I turned off the computer, removed the defective 320GB SATA drive, replaced it with a new 1TB SATA drive because I want to use the extra space for other storage later, and turned the computer back on. I created a physical volume (PV) that takes up all of the space on the drive, and then a volume group (VG) that fills the PV. I used 250GB of that space for a logical volume (LV) that was to be the /home filesystem. I then created an EXT4 filesystem on the logical volume and used the e2label command to give it the label “home” because I mount filesystems using labels. At this point the replacement drive was ready so I mounted it on /home.
As a result of the method I use to create my backups, it is only necessary for me to use a simple copy command to restore the entire home directory to the newly installed drive.
After restoring the data to my /home directory I logged in using my non-privileged user ID and checked things out. Everything worked as expected and all of my data had been restored correctly.
Recovery Testing
No backup regimen would be complete without testing. You should regularly test recovery of random files or entire directory structures to ensure not only that the backups are working, but that the data in the backups can be recovered for use after a disaster. I have seen too many instances where a backup could not be restored for one reason or another and valuable data was lost because the lack of testing prevented discovery of the problem.
Just select a file or directory to test and restore it to a test location such as /tmp so that you won’t overwrite a file that may have been updated since the backup was performed. Verify that the files’ contents are as you expect them to be. Restoring files from a backup made using the rsync commands above simply a matter of finding the file you want to restore from the backup and then copying it to the location you want to restore it to.

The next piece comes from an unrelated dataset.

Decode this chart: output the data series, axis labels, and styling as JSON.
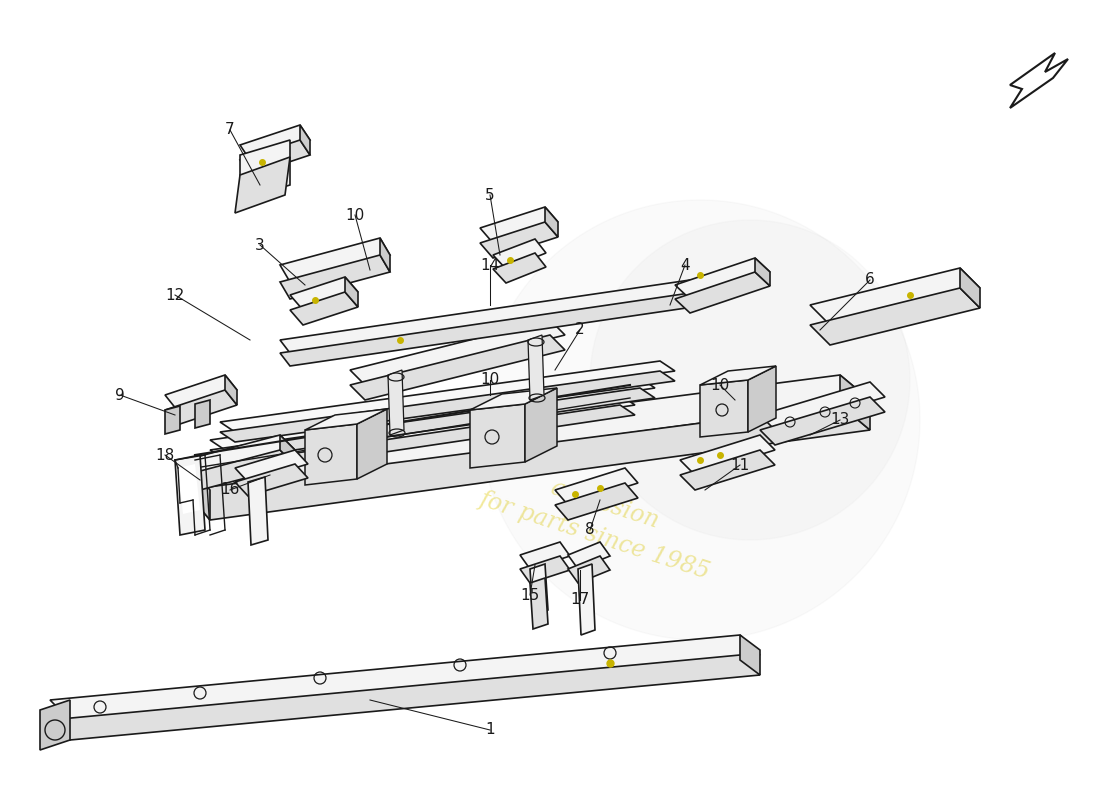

I have had a few circumstances where I have had to restore individual files and, occasionally, a complete directory structure. I have had to restore the entire contents of a hard drive on a couple occasions, as I discussed earlier in this chapter. Most of the time this has been self-inflicted when I accidentally deleted a file or directory. At least a few times it has been due to a crashed hard drive. So those backups do come in handy.
Summary
Backups are an incredibly important part of our jobs as SysAdmins and individual users. I have experienced many instances where backups have enabled rapid operational recovery for places I have worked as well as for my own business and personal data.
There are many options for performing and maintaining data backups. I do what works for me and have never had a situation where I lost more than a few hours worth of data.
Like everything else, backups are all about what you need. Whatever you do – do something! Figure out how much pain you would have if you lost everything – data, computers, hard copy records – everything. The pain includes the cost of replacing the hardware and the cost of the time required to restore data that was backed up and to recover data that was not backed up. Then plan and implement your backup systems and procedures accordingly.